Budget cuts severely impact US community college students

By Niles Williamson
1 April 2013

Community colleges are experiencing declining enrollment due to historic cuts to state funding, while demand for a community college education is at a record high. Those most likely to attend community colleges—low-income youth, first generation students, as well as workers who have been thrown out of a job and are seeking retraining—are finding it increasingly difficult to gain access to a low-cost education.

Community colleges accommodated 450,000 new full-time students in 2010, a 12 percent increase from 2009, accounting for more than 40 percent of new full-time students in 2010. Despite the increasing demand for education at community colleges, state funding continues to trend downward. Nationally state funding dropped approximately $1,000 per community college student in 2010, a 15 percent decline from the year before. Out of all higher education institutions in the US, only community colleges were spending less per student in 2010 than they had been in 2000.

The impact of budget cuts has been particularly egregious in the state of California, where massive budget cuts have resulted in a significant decline in both course offerings and enrollment. Course offerings are at a 15-year low and enrollment at a 20-year low. Enrollment has been declining from a peak of 1.79 million students in 2008.

A report released last month by the Public Policy Institute of California makes clear the impact of budget cuts on California’s community colleges. The community college system in California has been subject to $1.5 billion in budget cuts since 2007. The passage of Proposition 30 in November 2012—which provided $210 million in new funding for the 2012 school year, extracting billions in taxes falling heavily on the working class—is just a momentary reprieve from the push for more budget cuts.

As a means of making up for budget losses, student fees have been rising year after year. In 2012 student fees were raised to $46 per unit, a 28 percent increase over 2011. Over the last 10 years student fees have more than tripled. It is important to note that prior to 1984 students could attend California community colleges without paying any fees for classes.

These cuts have been translated into a drop in the number of course offerings. In the California system course offerings dropped 21 percent between 2007 and 2011. The largest cuts were to fine arts and education programs, followed closely by business and management programs. Fewer course offerings have contributed to significant increases in class sizes and the growth of course waiting lists. The median class size in 2010 was 31 students, up from approximately 26 students in the year 2000. A survey by the California Community College Chancellors Office found that 80 percent of community colleges had a waiting list for courses offered for Fall 2012, with almost 500,000 waiting to get into a course.

As California’s community colleges cut back on course offerings and students are required to wait to take the classes necessary to complete their degree, enrollment has been dropping significantly. Between 2008 and 2011 total enrollment at California’s community colleges declined by almost half a million students. The participation rate—the percentage of those 15 and older enrolled in California community colleges—dropped to a 20-year low in 2010.

In other states such as Virginia, community college enrollment has been growing at unprecedented rates while state funding has been shrinking. Enrollment grew more than 13 percent between 2007 and 2009, while state funding was cut by 27 percent between 2008 and 2012. This has resulted in a 41 percent reduction in state funding per student over those five years.

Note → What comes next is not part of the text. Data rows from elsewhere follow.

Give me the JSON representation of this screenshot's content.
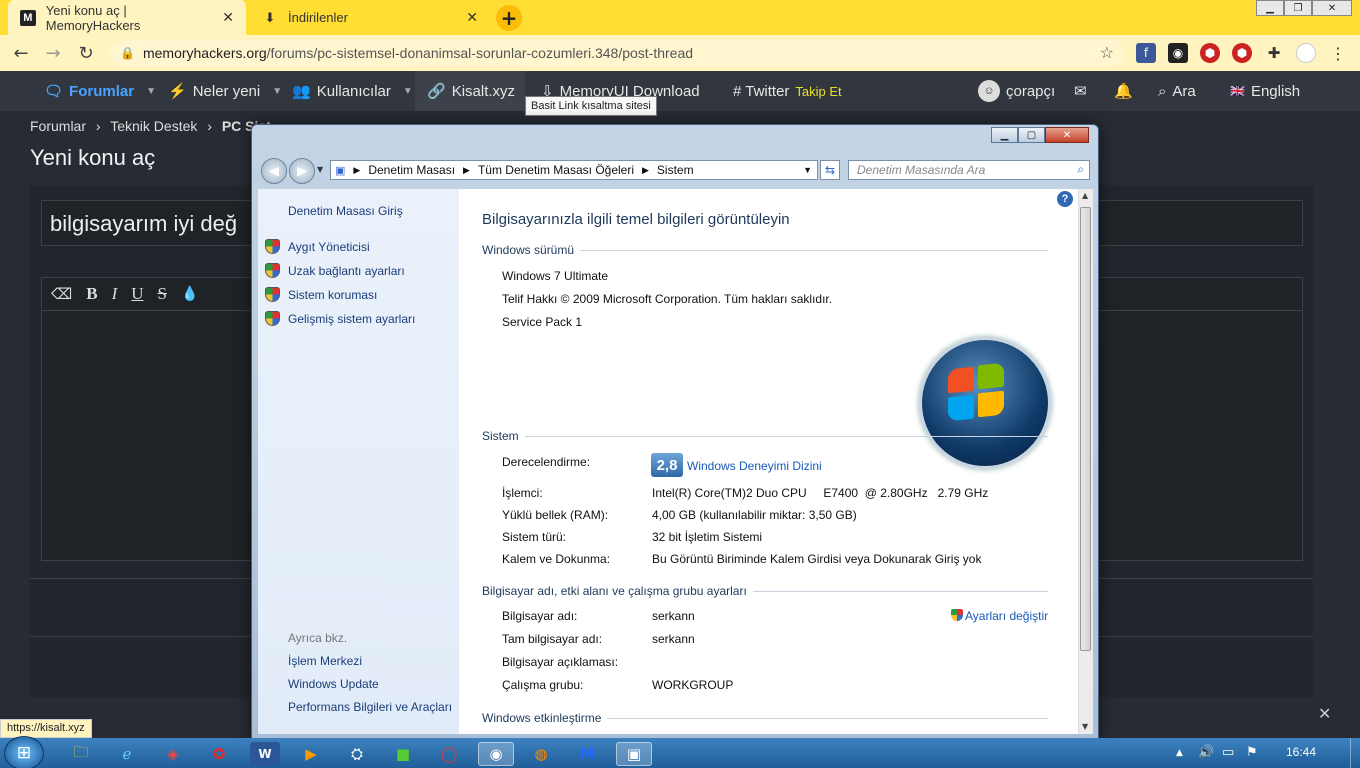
{
  "browser": {
    "tabs": [
      {
        "title": "Yeni konu aç | MemoryHackers",
        "favicon": "M"
      },
      {
        "title": "İndirilenler"
      }
    ],
    "url_host": "memoryhackers.org",
    "url_path": "/forums/pc-sistemsel-donanimsal-sorunlar-cozumleri.348/post-thread",
    "status_url": "https://kisalt.xyz"
  },
  "site": {
    "nav": {
      "forums": "Forumlar",
      "whats_new": "Neler yeni",
      "members": "Kullanıcılar",
      "shortener": "Kisalt.xyz",
      "download": "MemoryUI Download",
      "twitter": "# Twitter",
      "twitter_follow": "Takip Et",
      "user": "çorapçı",
      "search": "Ara",
      "language": "English"
    },
    "tooltip": "Basit Link kısaltma sitesi",
    "breadcrumb": [
      "Forumlar",
      "Teknik Destek",
      "PC Sist"
    ],
    "page_title": "Yeni konu aç",
    "thread_title": "bilgisayarım iyi değ"
  },
  "explorer": {
    "address": [
      "Denetim Masası",
      "Tüm Denetim Masası Öğeleri",
      "Sistem"
    ],
    "search_placeholder": "Denetim Masasında Ara",
    "left": {
      "home": "Denetim Masası Giriş",
      "tasks": [
        "Aygıt Yöneticisi",
        "Uzak bağlantı ayarları",
        "Sistem koruması",
        "Gelişmiş sistem ayarları"
      ],
      "see_also": "Ayrıca bkz.",
      "links": [
        "İşlem Merkezi",
        "Windows Update",
        "Performans Bilgileri ve Araçları"
      ]
    },
    "main": {
      "heading": "Bilgisayarınızla ilgili temel bilgileri görüntüleyin",
      "edition_section": "Windows sürümü",
      "edition": "Windows 7 Ultimate",
      "copyright": "Telif Hakkı © 2009 Microsoft Corporation. Tüm hakları saklıdır.",
      "service_pack": "Service Pack 1",
      "system_section": "Sistem",
      "rating_label": "Derecelendirme:",
      "rating_value": "2,8",
      "rating_link": "Windows Deneyimi Dizini",
      "cpu_label": "İşlemci:",
      "cpu_value": "Intel(R) Core(TM)2 Duo CPU     E7400  @ 2.80GHz   2.79 GHz",
      "ram_label": "Yüklü bellek (RAM):",
      "ram_value": "4,00 GB (kullanılabilir miktar: 3,50 GB)",
      "type_label": "Sistem türü:",
      "type_value": "32 bit İşletim Sistemi",
      "pen_label": "Kalem ve Dokunma:",
      "pen_value": "Bu Görüntü Biriminde Kalem Girdisi veya Dokunarak Giriş yok",
      "name_section": "Bilgisayar adı, etki alanı ve çalışma grubu ayarları",
      "change_settings": "Ayarları değiştir",
      "pcname_label": "Bilgisayar adı:",
      "pcname_value": "serkann",
      "fullname_label": "Tam bilgisayar adı:",
      "fullname_value": "serkann",
      "desc_label": "Bilgisayar açıklaması:",
      "workgroup_label": "Çalışma grubu:",
      "workgroup_value": "WORKGROUP",
      "activation_section": "Windows etkinleştirme"
    }
  },
  "taskbar": {
    "clock": "16:44"
  }
}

In Illinois, enrollment at community colleges has been dropping after years of significant growth. Since 2010 enrollment in Illinois public community colleges has dropped more than 6 percent. The 2013 Illinois state budget will enforce a 1.6 percent reduction in funding to community colleges.

Many first generation and low-income students who enroll in community college do so as a cheaper alternative to public universities or as preparation for transferring to a four-year college. Public colleges and universities are also experiencing historic cuts in funding, leading to an increase in tuition and a corresponding increase in student loan debt, making it increasingly difficult for community college students to get a four-year degree. Since 2009 tuition and fees, including financial aid, have surpassed state and local government support as the largest source of funding for four-year institutions.